Parma contro Cagliari non è solo una sfida per la zona playoff della Serie B, ma anche il doppio passato di un giocatore fondamentale nella storia di entrambi i club. Gianfranco Zola in Emilia ha fatto il salto di qualità dopo gli esordi nel massimo campionato di Napoli, in Sardegna è rientrato per chiudere la carriera. Il fantasista di Oliena è stato intercettato dai colleghi di Parma Today, un’intervista della quale vi riportiamo un estratto.
Sulla prossima gara
“Mi aspetto una partita tirata tra due delle migliori squadre di Serie B. Un anticipo dei playoff, una gara molto incerta con squadre ottime che hanno giustamente la pretesa di andare in Serie A. Forse il Cagliari come organico è la più forte tra le pretendenti, ha il reparto di mezzo più attrezzato. E dico che a centrocampo si deciderà la partita”.
Pericolo Vazquez
“Mi assomiglia? Io ero più dinamico, un po’ più attaccante rispetto a lui che è più dieci, più fantasista, ma ci somigliamo sì. Entrambi abbiamo una buona visione di gioco, lui è un giocatore dall’intelligenza calcistica superiore. Ci giocai la prima volta contro quando era al Palermo, la mia prima partita da allenatore del Cagliari. Ci ha massacrati, è un giocatore che mi piace davvero tanto”.
Cagliari per Zola
“Per me Cagliari è l’anima. Nella mia vita ho avuto la fortuna di giocare in molti posti, ma Cagliari è stato qualcosa di diverso. Ho sempre mantenuto viva l’idea di tornare un giorno in Sardegna, mi ha accompagnato per tutta la carriera. E ci sono riuscito a 37 anni, senza nessuna certezza di poter portare a casa il risultato.

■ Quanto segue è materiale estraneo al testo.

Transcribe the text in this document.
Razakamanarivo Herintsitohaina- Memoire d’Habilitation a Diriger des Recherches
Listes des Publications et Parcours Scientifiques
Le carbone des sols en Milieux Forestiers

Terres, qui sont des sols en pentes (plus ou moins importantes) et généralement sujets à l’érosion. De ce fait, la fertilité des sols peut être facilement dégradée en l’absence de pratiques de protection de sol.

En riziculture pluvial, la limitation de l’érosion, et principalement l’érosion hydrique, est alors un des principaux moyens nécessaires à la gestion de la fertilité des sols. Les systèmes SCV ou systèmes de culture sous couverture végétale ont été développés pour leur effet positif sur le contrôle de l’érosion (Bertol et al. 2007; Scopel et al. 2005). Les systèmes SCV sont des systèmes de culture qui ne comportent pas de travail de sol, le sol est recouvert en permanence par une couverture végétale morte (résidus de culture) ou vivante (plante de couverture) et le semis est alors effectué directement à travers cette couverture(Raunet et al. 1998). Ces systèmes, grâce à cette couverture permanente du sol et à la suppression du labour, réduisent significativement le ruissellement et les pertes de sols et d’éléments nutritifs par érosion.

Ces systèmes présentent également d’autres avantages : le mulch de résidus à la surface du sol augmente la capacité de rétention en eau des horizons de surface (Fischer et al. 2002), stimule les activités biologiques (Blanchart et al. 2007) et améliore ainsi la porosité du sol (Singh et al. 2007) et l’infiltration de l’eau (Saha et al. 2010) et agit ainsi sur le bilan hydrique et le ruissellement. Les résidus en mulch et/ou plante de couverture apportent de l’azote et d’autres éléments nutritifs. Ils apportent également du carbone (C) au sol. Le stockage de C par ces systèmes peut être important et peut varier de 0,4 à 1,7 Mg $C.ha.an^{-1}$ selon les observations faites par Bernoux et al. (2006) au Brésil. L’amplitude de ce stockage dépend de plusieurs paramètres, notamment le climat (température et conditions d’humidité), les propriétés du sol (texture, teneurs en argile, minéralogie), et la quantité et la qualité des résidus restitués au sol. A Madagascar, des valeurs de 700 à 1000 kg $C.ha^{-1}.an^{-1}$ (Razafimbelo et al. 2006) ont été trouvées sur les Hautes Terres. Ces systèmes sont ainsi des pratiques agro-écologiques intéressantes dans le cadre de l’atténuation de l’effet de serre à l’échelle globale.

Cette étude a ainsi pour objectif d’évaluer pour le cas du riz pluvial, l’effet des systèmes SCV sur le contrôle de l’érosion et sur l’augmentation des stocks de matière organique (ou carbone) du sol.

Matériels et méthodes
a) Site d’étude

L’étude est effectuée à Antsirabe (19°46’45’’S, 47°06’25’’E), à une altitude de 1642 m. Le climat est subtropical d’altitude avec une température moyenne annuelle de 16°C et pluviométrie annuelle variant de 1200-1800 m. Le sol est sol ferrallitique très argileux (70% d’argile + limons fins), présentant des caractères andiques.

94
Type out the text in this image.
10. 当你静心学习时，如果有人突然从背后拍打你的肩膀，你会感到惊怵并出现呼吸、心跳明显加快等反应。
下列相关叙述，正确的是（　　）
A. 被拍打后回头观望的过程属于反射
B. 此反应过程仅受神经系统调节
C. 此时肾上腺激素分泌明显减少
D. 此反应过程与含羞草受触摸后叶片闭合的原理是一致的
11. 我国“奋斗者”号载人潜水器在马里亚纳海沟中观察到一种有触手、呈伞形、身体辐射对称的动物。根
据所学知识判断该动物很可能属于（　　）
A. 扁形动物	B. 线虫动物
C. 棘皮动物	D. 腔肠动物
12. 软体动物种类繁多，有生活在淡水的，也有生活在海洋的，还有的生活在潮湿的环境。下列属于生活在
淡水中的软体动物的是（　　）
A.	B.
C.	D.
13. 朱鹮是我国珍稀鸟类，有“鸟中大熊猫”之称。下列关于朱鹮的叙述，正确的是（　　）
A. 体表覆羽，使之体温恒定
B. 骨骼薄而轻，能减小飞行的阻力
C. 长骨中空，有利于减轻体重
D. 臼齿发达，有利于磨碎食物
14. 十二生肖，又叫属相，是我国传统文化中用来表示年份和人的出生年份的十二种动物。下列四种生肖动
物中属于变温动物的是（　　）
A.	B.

Ma è andata bene, abbiamo ottenuto cose importanti e mi è rimasto dentro il rapporto con compagni, città e con i tifosi che rappresentavamo ovunque con grandissimo senso di appartenenza. Quando dico anima intendo dire questo”.
La Sardegna
“Io eroe nell’Isola? La gente ha sempre rappresentato per me una leva importante. Un aneddoto, nelle prime giornate giocavamo a Tempio Pausania, lontano dal Sant’Elia che non era agibile. Il sabato, dopo la rifinitura, ci mettevamo in pullman per raggiungere il Nord Sardegna e giocare in un campo piccolo e stretto. Siamo riusciti a costruire un legame molto forte. Era come se giocassimo sempre in trasferta, ma la gente ci sosteneva perché si rendeva conto di quanto lottassimo per quella maglia. Un patto: tutti insieme per la gente. E siamo riusciti a trasportarli e farci trasportare, una cosa diversa e insolita che non mi è mai capitato di provare in carriera”.